Aspuri muncul di ambang pintu depan rumah, dari tempatnya berdiri, Qila bisa melihat Aspuri berkacak pinggang. Oh, jangan lupakan Rafif yang sudah pasti bisa juga melihat hal tersebut. Sontak saja, dengan cekatan Rafif mematikan mesin vespanya. Rafif memutuskan turun dari kendaraannya dan mengambil pergelangan tangan Qila untuk ia genggam. Bukan apa-apa, Rafif hanya tak mau dirinya kena semprot sendirian oleh Aspuri.

Rafif mendekati Aspuri sembari masih menggenggam pergelangan tangan Qila. Memang ini tujuannya; menggenggam tangan Qila agar Qila juga ikut kena semprot. Tanpa tedeng aling, begitu kaki mereka berdua menapak di teras rumah, suara Aspuri otomatis menyambut kedatangan mereka.

"Wah." Aspuri mengangkat dagu, songong. "Parah lo berdua, pulang sekolah langsung jalan. Nggak ngajak gue lagi."

Siapa elo mau gue ajak? itu hanya sekadar suara hati Rafif yang tak mampu ia utarakan terang-terangan.

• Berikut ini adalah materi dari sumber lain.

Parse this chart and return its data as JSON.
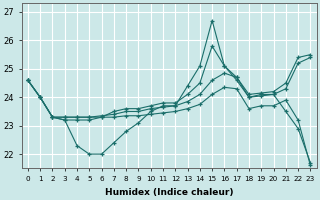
{
  "xlabel": "Humidex (Indice chaleur)",
  "background_color": "#cce8e8",
  "grid_color": "#ffffff",
  "line_color": "#1a6e6a",
  "xlim": [
    -0.5,
    23.5
  ],
  "ylim": [
    21.5,
    27.3
  ],
  "yticks": [
    22,
    23,
    24,
    25,
    26,
    27
  ],
  "xticks": [
    0,
    1,
    2,
    3,
    4,
    5,
    6,
    7,
    8,
    9,
    10,
    11,
    12,
    13,
    14,
    15,
    16,
    17,
    18,
    19,
    20,
    21,
    22,
    23
  ],
  "series": [
    [
      24.6,
      24.0,
      23.3,
      23.2,
      22.3,
      22.0,
      22.0,
      22.4,
      22.8,
      23.1,
      23.5,
      23.7,
      23.7,
      24.4,
      25.1,
      26.7,
      25.1,
      24.6,
      24.0,
      24.1,
      24.1,
      23.5,
      22.9,
      21.7
    ],
    [
      24.6,
      24.0,
      23.3,
      23.2,
      23.2,
      23.2,
      23.3,
      23.5,
      23.6,
      23.6,
      23.7,
      23.8,
      23.8,
      24.1,
      24.5,
      25.8,
      25.1,
      24.7,
      24.1,
      24.15,
      24.2,
      24.5,
      25.4,
      25.5
    ],
    [
      24.6,
      24.0,
      23.3,
      23.3,
      23.3,
      23.3,
      23.35,
      23.4,
      23.5,
      23.5,
      23.6,
      23.65,
      23.7,
      23.85,
      24.1,
      24.6,
      24.85,
      24.7,
      24.0,
      24.05,
      24.1,
      24.3,
      25.2,
      25.4
    ],
    [
      24.6,
      24.0,
      23.3,
      23.3,
      23.3,
      23.3,
      23.3,
      23.3,
      23.35,
      23.35,
      23.4,
      23.45,
      23.5,
      23.6,
      23.75,
      24.1,
      24.35,
      24.3,
      23.6,
      23.7,
      23.7,
      23.9,
      23.2,
      21.6
    ]
  ]
}
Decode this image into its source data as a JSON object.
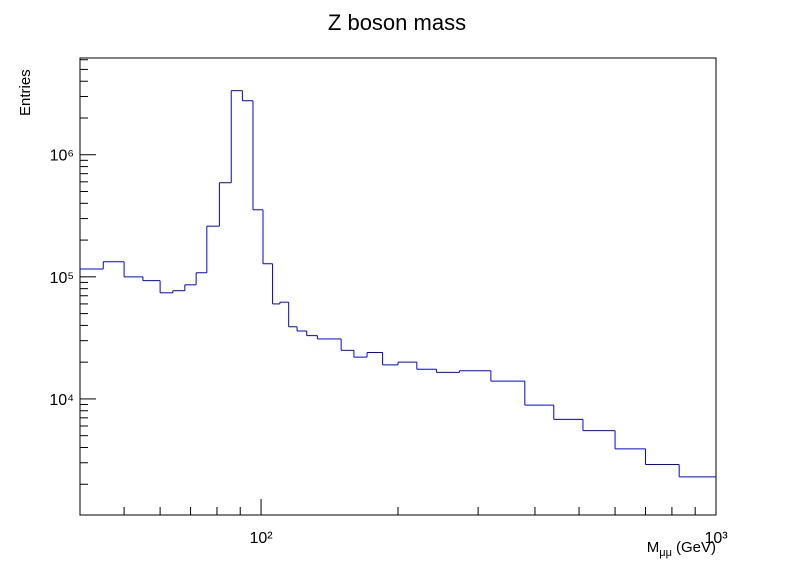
{
  "chart_data": {
    "type": "histogram",
    "title": "Z boson mass",
    "y_label": "Entries",
    "x_label": {
      "main": "M",
      "sub": "μμ",
      "unit": "(GeV)"
    },
    "color": "#0000ff",
    "x_log": true,
    "y_log": true,
    "bins": [
      40,
      45,
      50,
      55,
      60,
      64,
      68,
      72,
      76,
      81,
      86,
      91,
      96,
      101,
      106,
      110,
      115,
      120,
      126,
      133,
      141,
      150,
      160,
      171,
      185,
      200,
      220,
      243,
      273,
      320,
      380,
      440,
      510,
      600,
      700,
      830,
      1000
    ],
    "values": [
      116000,
      133000,
      100000,
      93000,
      74000,
      77000,
      86000,
      108000,
      260000,
      590000,
      3350000,
      2770000,
      354000,
      128000,
      60000,
      62000,
      39000,
      36000,
      33000,
      31000,
      31000,
      25000,
      22000,
      24000,
      19000,
      20000,
      17500,
      16500,
      17000,
      14000,
      8900,
      6800,
      5500,
      3900,
      2900,
      2300
    ],
    "xlim": [
      40,
      1000
    ],
    "ylim": [
      1120,
      6200000
    ],
    "xticks": [
      {
        "value": 100,
        "label": "10²"
      },
      {
        "value": 1000,
        "label": "10³"
      }
    ],
    "yticks": [
      {
        "value": 10000,
        "label": "10⁴"
      },
      {
        "value": 100000,
        "label": "10⁵"
      },
      {
        "value": 1000000,
        "label": "10⁶"
      }
    ]
  }
}
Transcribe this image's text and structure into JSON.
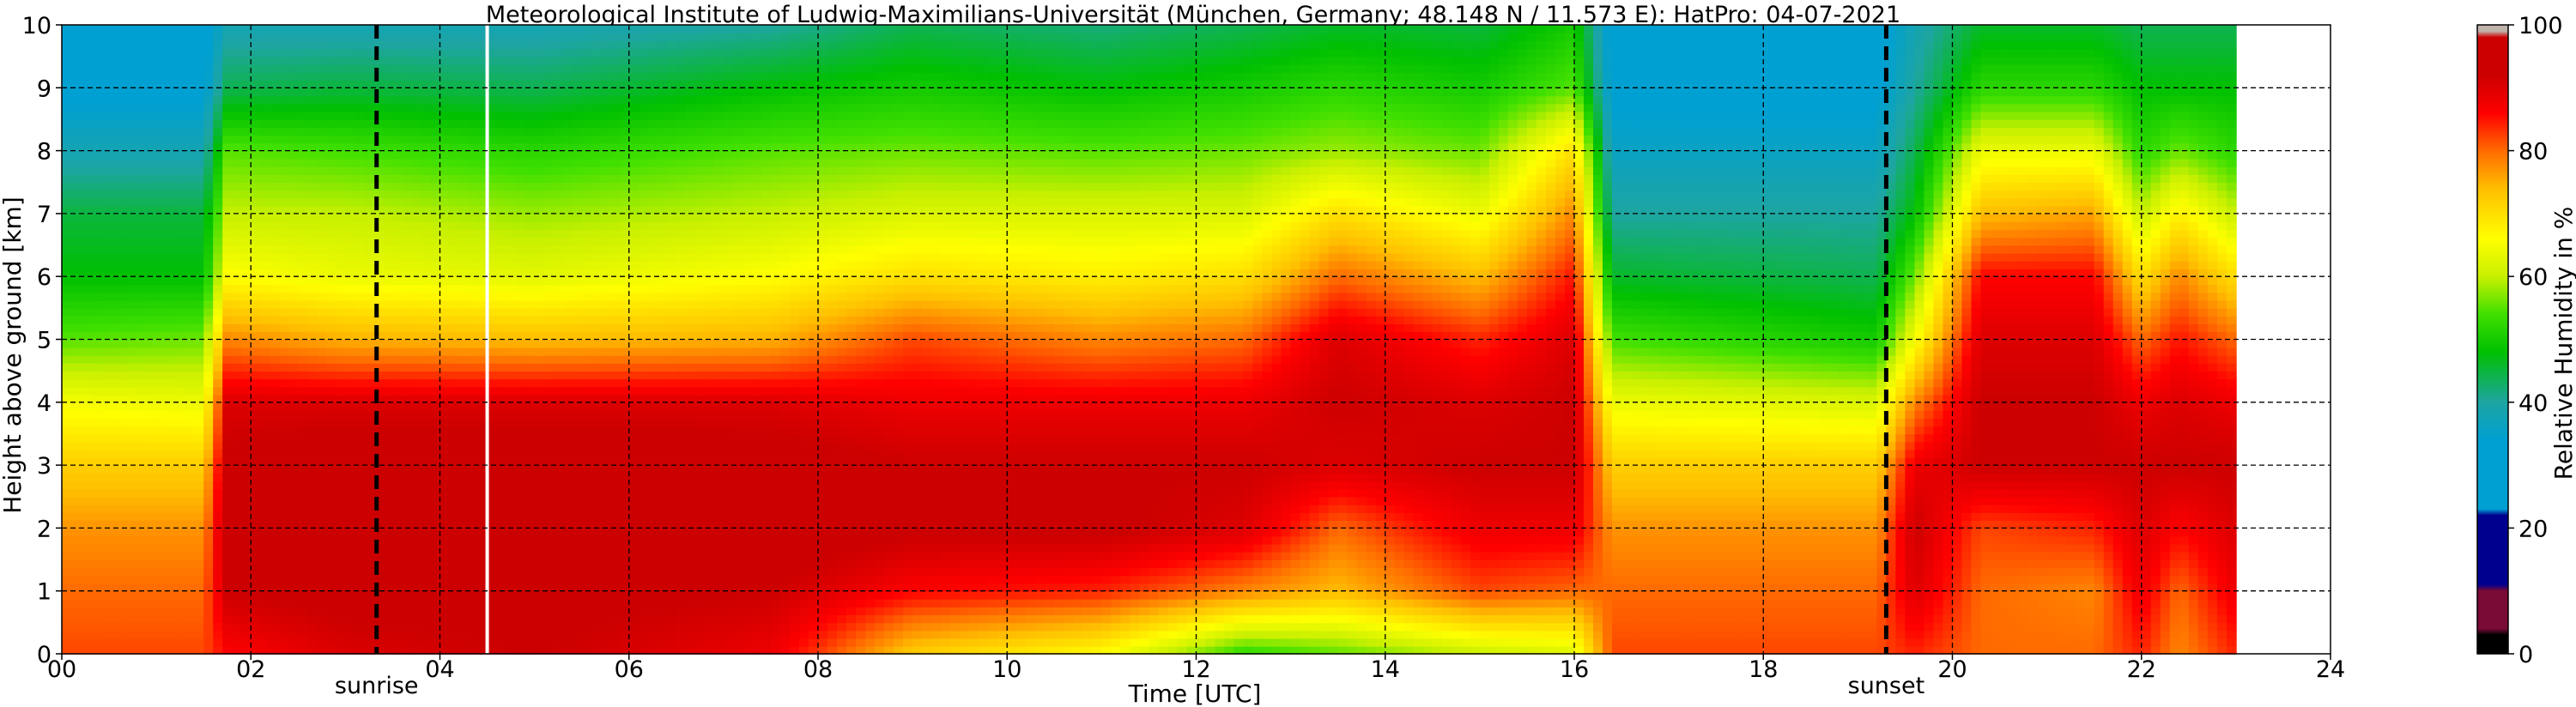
{
  "chart_data": {
    "type": "heatmap",
    "title": "Meteorological Institute of Ludwig-Maximilians-Universität (München, Germany; 48.148 N / 11.573 E):    HatPro: 04-07-2021",
    "xlabel": "Time [UTC]",
    "ylabel": "Height above ground [km]",
    "xlim": [
      0,
      24
    ],
    "ylim": [
      0,
      10
    ],
    "x_ticks": [
      "00",
      "02",
      "04",
      "06",
      "08",
      "10",
      "12",
      "14",
      "16",
      "18",
      "20",
      "22",
      "24"
    ],
    "y_ticks": [
      "0",
      "1",
      "2",
      "3",
      "4",
      "5",
      "6",
      "7",
      "8",
      "9",
      "10"
    ],
    "grid": true,
    "data_end_hour": 23.0,
    "events": [
      {
        "label": "sunrise",
        "hour": 3.33
      },
      {
        "label": "sunset",
        "hour": 19.3
      }
    ],
    "data_gap_hour": 4.5,
    "colorbar": {
      "label": "Relative Humidity in %",
      "ticks": [
        "0",
        "20",
        "40",
        "60",
        "80",
        "100"
      ],
      "range": [
        0,
        100
      ],
      "palette": [
        "#000000",
        "#7a0a36",
        "#00008f",
        "#00a0d2",
        "#1ea5a2",
        "#00c000",
        "#40e000",
        "#c8f000",
        "#ffff00",
        "#ffbe00",
        "#ff6a00",
        "#ff0000",
        "#cc0000",
        "#bfb3aa"
      ]
    },
    "profiles": [
      {
        "hour": 0.0,
        "rh": [
          82,
          80,
          77,
          72,
          65,
          55,
          48,
          45,
          38,
          33,
          32
        ]
      },
      {
        "hour": 1.5,
        "rh": [
          82,
          80,
          77,
          72,
          64,
          56,
          48,
          45,
          38,
          33,
          32
        ]
      },
      {
        "hour": 1.75,
        "rh": [
          86,
          92,
          95,
          93,
          90,
          78,
          66,
          60,
          55,
          44,
          38
        ]
      },
      {
        "hour": 3.0,
        "rh": [
          90,
          94,
          97,
          95,
          90,
          75,
          64,
          60,
          54,
          45,
          38
        ]
      },
      {
        "hour": 5.0,
        "rh": [
          92,
          94,
          96,
          95,
          90,
          74,
          63,
          58,
          52,
          44,
          38
        ]
      },
      {
        "hour": 7.5,
        "rh": [
          88,
          92,
          95,
          94,
          90,
          75,
          66,
          60,
          55,
          48,
          40
        ]
      },
      {
        "hour": 9.0,
        "rh": [
          72,
          86,
          93,
          92,
          88,
          82,
          70,
          62,
          56,
          50,
          44
        ]
      },
      {
        "hour": 11.0,
        "rh": [
          66,
          84,
          93,
          92,
          88,
          78,
          68,
          62,
          55,
          48,
          42
        ]
      },
      {
        "hour": 12.5,
        "rh": [
          52,
          78,
          90,
          92,
          88,
          80,
          70,
          62,
          56,
          50,
          44
        ]
      },
      {
        "hour": 13.5,
        "rh": [
          55,
          74,
          80,
          90,
          92,
          90,
          80,
          70,
          58,
          52,
          46
        ]
      },
      {
        "hour": 15.0,
        "rh": [
          60,
          82,
          88,
          92,
          90,
          84,
          74,
          64,
          56,
          50,
          45
        ]
      },
      {
        "hour": 16.0,
        "rh": [
          62,
          80,
          88,
          92,
          92,
          90,
          85,
          78,
          70,
          55,
          50
        ]
      },
      {
        "hour": 16.4,
        "rh": [
          82,
          80,
          77,
          72,
          64,
          54,
          46,
          40,
          36,
          33,
          32
        ]
      },
      {
        "hour": 19.2,
        "rh": [
          82,
          80,
          77,
          72,
          62,
          50,
          44,
          40,
          36,
          33,
          32
        ]
      },
      {
        "hour": 19.6,
        "rh": [
          84,
          90,
          92,
          88,
          78,
          65,
          56,
          48,
          44,
          40,
          38
        ]
      },
      {
        "hour": 20.3,
        "rh": [
          80,
          80,
          82,
          92,
          92,
          90,
          86,
          74,
          64,
          52,
          46
        ]
      },
      {
        "hour": 21.5,
        "rh": [
          80,
          78,
          84,
          92,
          92,
          90,
          86,
          76,
          64,
          52,
          46
        ]
      },
      {
        "hour": 22.0,
        "rh": [
          84,
          88,
          90,
          92,
          88,
          80,
          70,
          60,
          52,
          48,
          44
        ]
      },
      {
        "hour": 22.4,
        "rh": [
          78,
          80,
          86,
          92,
          90,
          85,
          78,
          68,
          56,
          48,
          44
        ]
      },
      {
        "hour": 23.0,
        "rh": [
          84,
          88,
          90,
          92,
          88,
          80,
          70,
          60,
          52,
          48,
          44
        ]
      }
    ]
  }
}
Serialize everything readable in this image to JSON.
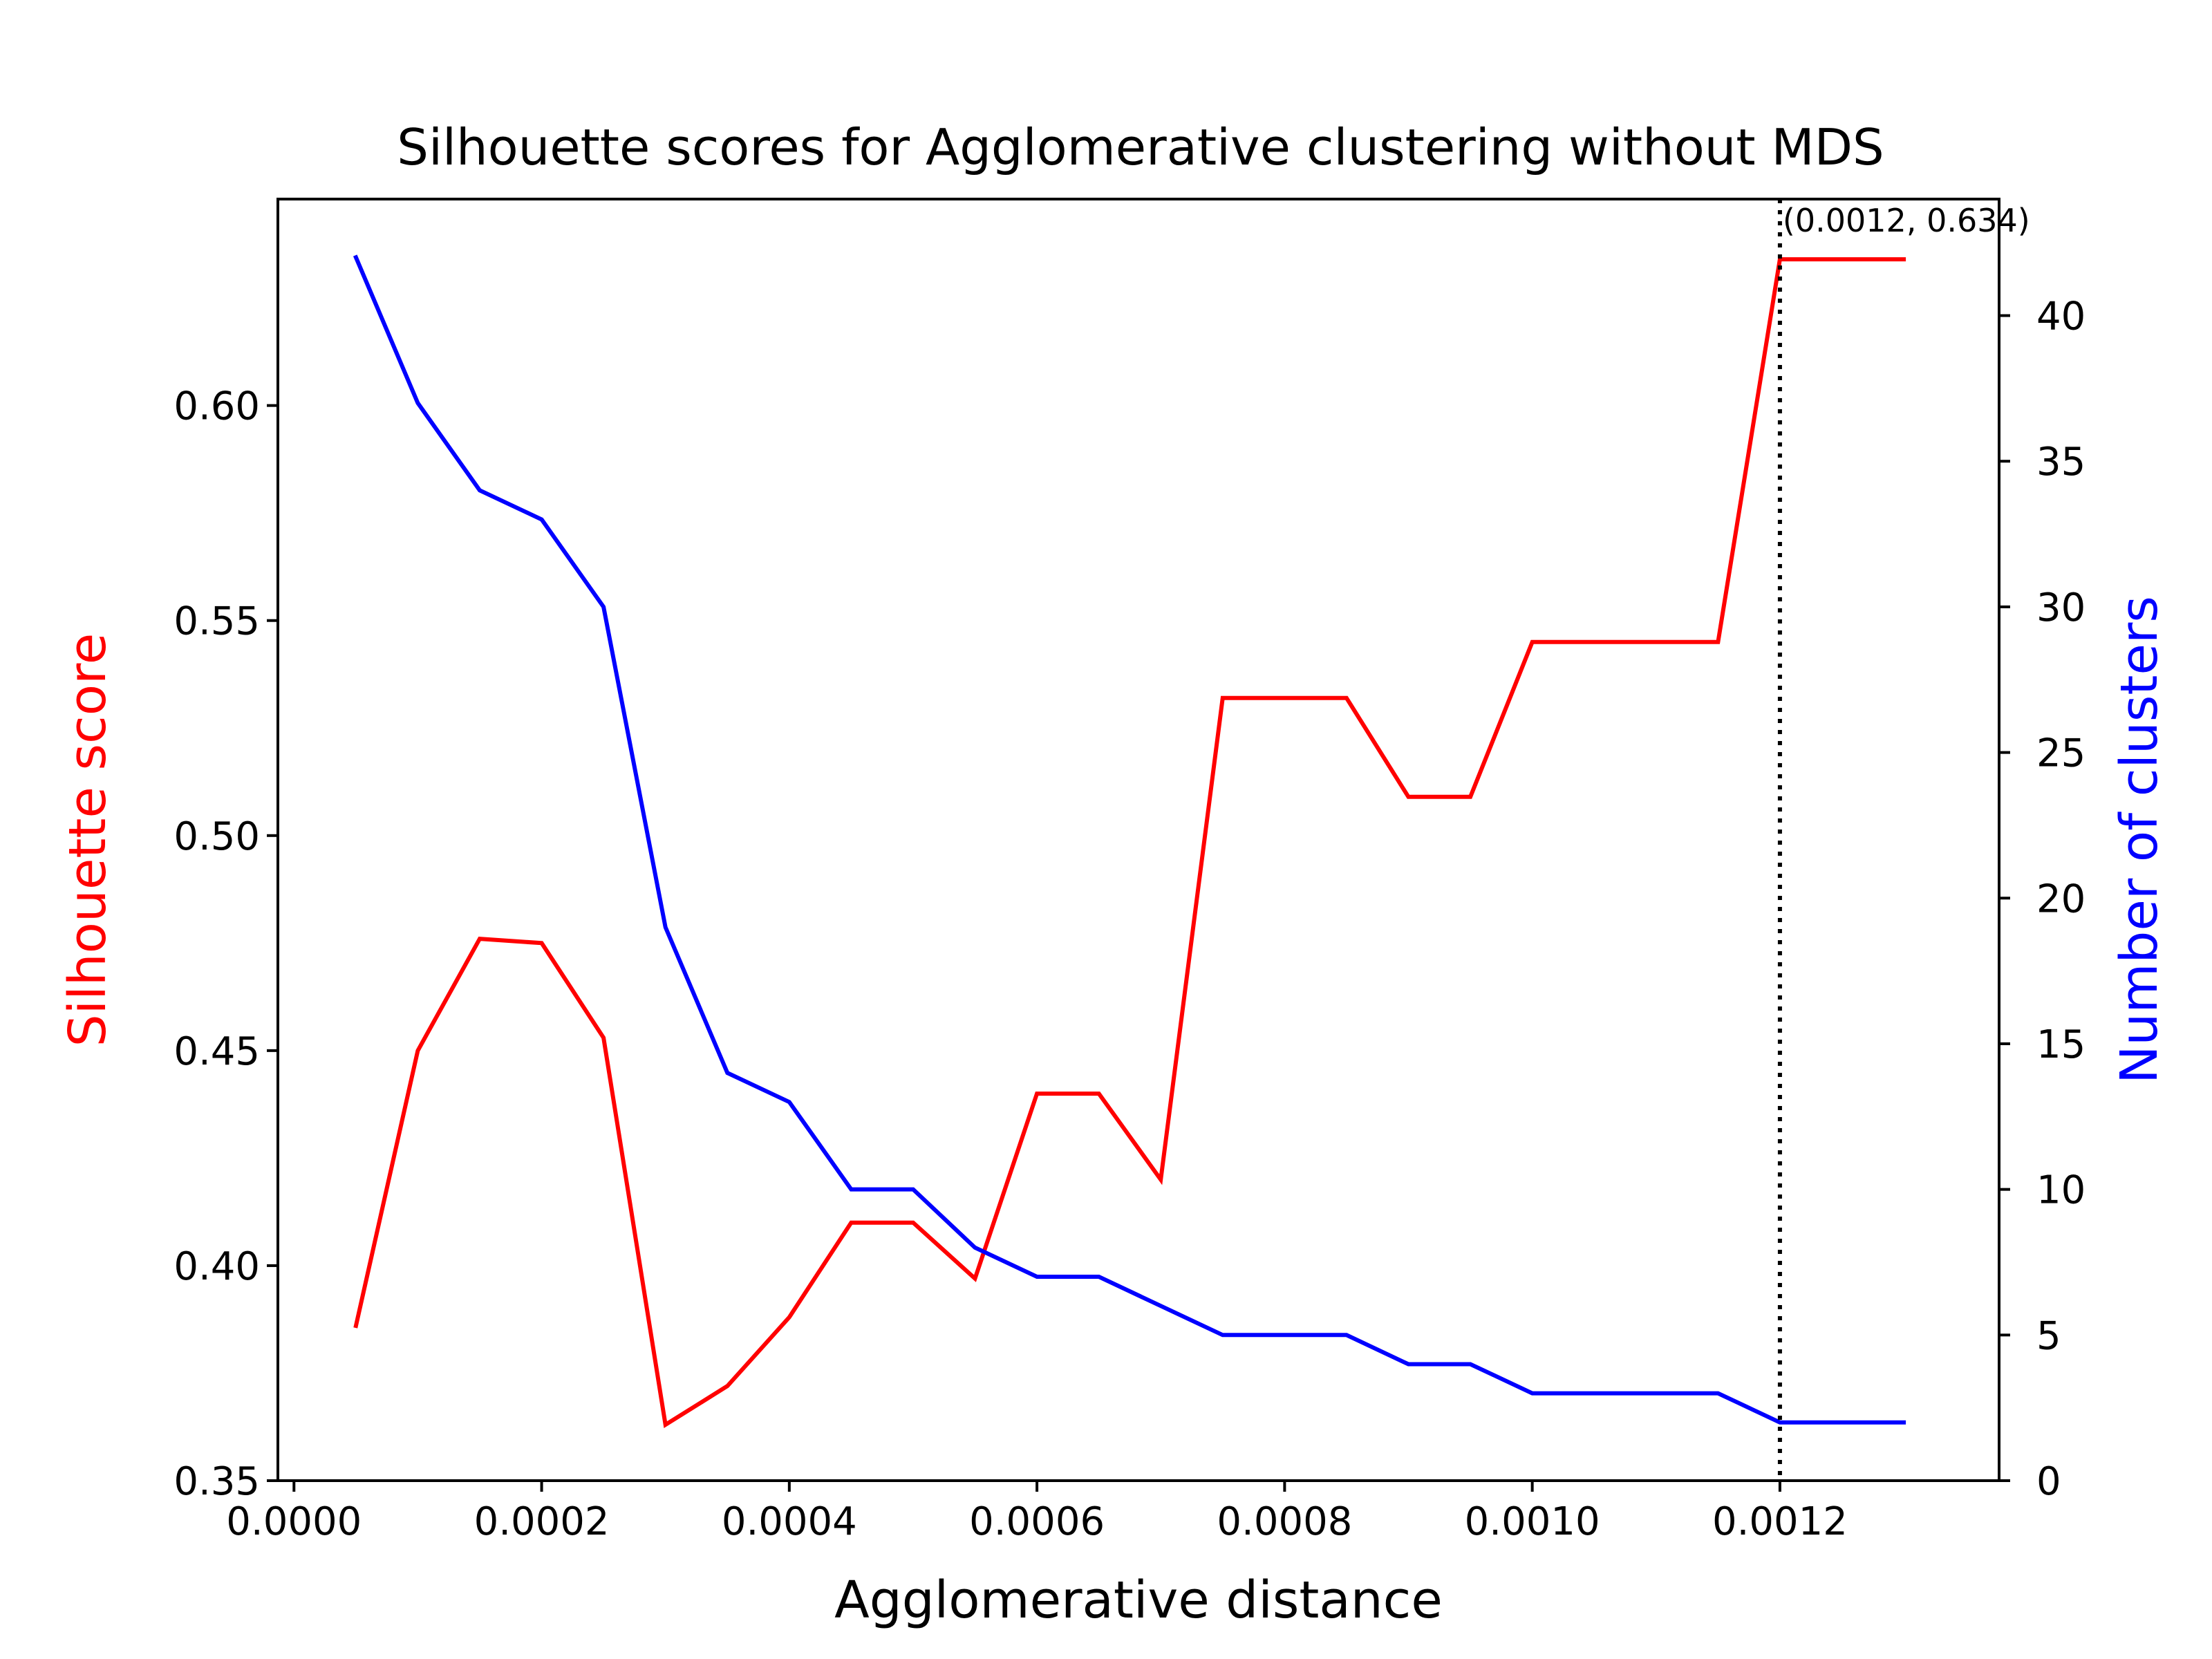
{
  "chart_data": {
    "type": "line",
    "title": "Silhouette scores for Agglomerative clustering without MDS",
    "xlabel": "Agglomerative distance",
    "ylabel_left": "Silhouette score",
    "ylabel_right": "Number of clusters",
    "xlim": [
      -1.3e-05,
      0.001377
    ],
    "ylim_left": [
      0.35,
      0.648
    ],
    "ylim_right": [
      0,
      44
    ],
    "xticks": [
      "0.0000",
      "0.0002",
      "0.0004",
      "0.0006",
      "0.0008",
      "0.0010",
      "0.0012"
    ],
    "xtick_values": [
      0,
      0.0002,
      0.0004,
      0.0006,
      0.0008,
      0.001,
      0.0012
    ],
    "yticks_left": [
      "0.35",
      "0.40",
      "0.45",
      "0.50",
      "0.55",
      "0.60"
    ],
    "ytick_left_values": [
      0.35,
      0.4,
      0.45,
      0.5,
      0.55,
      0.6
    ],
    "yticks_right": [
      "0",
      "5",
      "10",
      "15",
      "20",
      "25",
      "30",
      "35",
      "40"
    ],
    "ytick_right_values": [
      0,
      5,
      10,
      15,
      20,
      25,
      30,
      35,
      40
    ],
    "x": [
      5e-05,
      0.0001,
      0.00015,
      0.0002,
      0.00025,
      0.0003,
      0.00035,
      0.0004,
      0.00045,
      0.0005,
      0.00055,
      0.0006,
      0.00065,
      0.0007,
      0.00075,
      0.0008,
      0.00085,
      0.0009,
      0.00095,
      0.001,
      0.00105,
      0.0011,
      0.00115,
      0.0012,
      0.00125,
      0.0013
    ],
    "series": [
      {
        "name": "Silhouette score",
        "axis": "left",
        "color": "#ff0000",
        "values": [
          0.386,
          0.45,
          0.476,
          0.475,
          0.453,
          0.363,
          0.372,
          0.388,
          0.41,
          0.41,
          0.397,
          0.44,
          0.44,
          0.42,
          0.532,
          0.532,
          0.532,
          0.509,
          0.509,
          0.545,
          0.545,
          0.545,
          0.545,
          0.634,
          0.634,
          0.634
        ]
      },
      {
        "name": "Number of clusters",
        "axis": "right",
        "color": "#0000ff",
        "values": [
          42,
          37,
          34,
          33,
          30,
          19,
          14,
          13,
          10,
          10,
          8,
          7,
          7,
          6,
          5,
          5,
          5,
          4,
          4,
          3,
          3,
          3,
          3,
          2,
          2,
          2
        ]
      }
    ],
    "vline": {
      "x": 0.0012,
      "style": "dotted",
      "color": "#000000"
    },
    "annotation": {
      "text": "(0.0012, 0.634)",
      "x": 0.0012,
      "y": 0.634
    },
    "grid": false
  }
}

Entah mengapa, Qila jadi merasa canggung. Ia garuk-garuk kepala, bingung mau jawab apa. Seolah paham dengan gerak-gerik Qila, refleks Rafif menyahut.

"Enak aja jalan! Kita nggak jalan, keleus. Asal lo tau ya, adik lo ini udah ca-" kalimat Rafif terputus, karena Qila sudah terlebih dulu menginjak kakinya. Salah besar ia sudah memercayai Rafif mengetahui rahasianya yang selama ini selalu berusaha ia simpan rapat-rapat.

"Adadaw! Sakit Qila!" Rafif meringis kesakitan, Qila balas dengan menjulurkan lidah, mengejek.

Dasar ember bocor! Huh! keluh Qila hanya dalam hati saja. Untung Qila sudah melakukan sesuatu disaat yang tepat. Coba kalau tidak? Wah, entah bagaimana nasibnya malam ini.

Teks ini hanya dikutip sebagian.